Sözü uzatmaya gerek yok. Karanlığın arka yüzü softalık ve yobazlıktır. Softalık kendine göre özelliği olan hastalıktır. Softa güçlünün yanında kendini göstermez. Pusuya yatmıştır. Bir fırsat bulduğu zaman ortaya çıkar. Usul usul görevini yapmanın peşindedir.
Softalık ve yobazlık yakından tanınmalıdır. Softalar yerine göre tehlikeli insanlardır. Onları yakından tanımak, onlardan gelecek tehlikeyi önlemeye yetecektir.
Softalık ve yobazlığın bir zincirin iki halkası gibi iç içe girmişliği vardır. Hatta bunların kardeş oldukları da söylenebilir. Softaların ve yobazların kendi aralarında iyi geçinmesi bundandır.
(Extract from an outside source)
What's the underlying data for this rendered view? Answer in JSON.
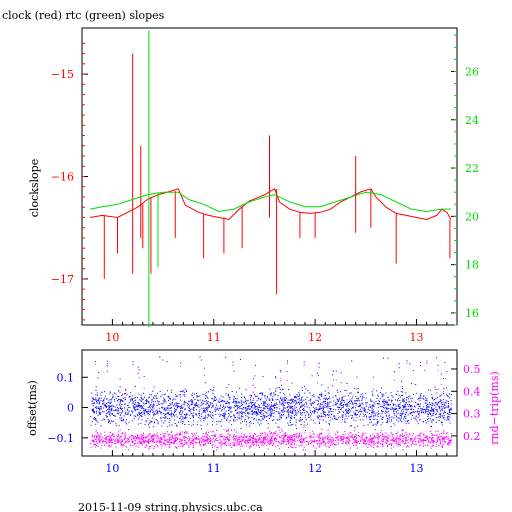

Cehaletin çok olduğu çorak iklimler softalar için uygun ortamlardır. Böyle ortamlarda softalar kısa sürede yeşerip boy atarlar. Softalar saf insanları avlamayı; çocukları, kadınları istismar etmeyi çok severler. Görevinden alınan Gülhane Araştırma Hastanesi başhekim eski yardımcı Ali Edizer bunlardan biridir. Onlara karşı çok dikkatli olunmalı, ellerine düşmemek için uyanık bulunmalıdır.
Softalar gerici oldukları için yeniliği sevmezler. Yeni düşünceler onlara ters gelir. Böyle olunca onlardan yeni bir şey öğrenmek olası değildir.
Softalar ve yobazlar kendi doğrularının kölesidir. Bildiklerinden şaşmazlardır. Yeni bir arayışa yöneldikleri görülmemiştir. Softalar ve yobazlar kendileri gibi düşünmeyenlere başka gözle bakarlar. Onlara göre kendileri gibi düşünmeyenler yanlış yolda olan kişilerdir. Yanlış yolda olduklarını düşündüklerini yola getirmek için fırsat da kollarlar.
Softalar ve yobazlar düşünceden nasip almamış oldukların yarınlar onlar için önemli değildir. Günü kurtarma çabasındadırlar. Yalnız kendilerine ve kendi çıkarlarını düşünürler. Bu nedenlerle kendi dünyalarında kendi yalnızlıklarını yaşarlar. Bir düşünceyi kendilerine mal etmeleri onların doğrularıdır. Başkalarının doğrularına kıymet vermezler. Kendi düşüncelerinde ısrarcı olurlar. Yenilikleri benimsemeyi düşünmezler.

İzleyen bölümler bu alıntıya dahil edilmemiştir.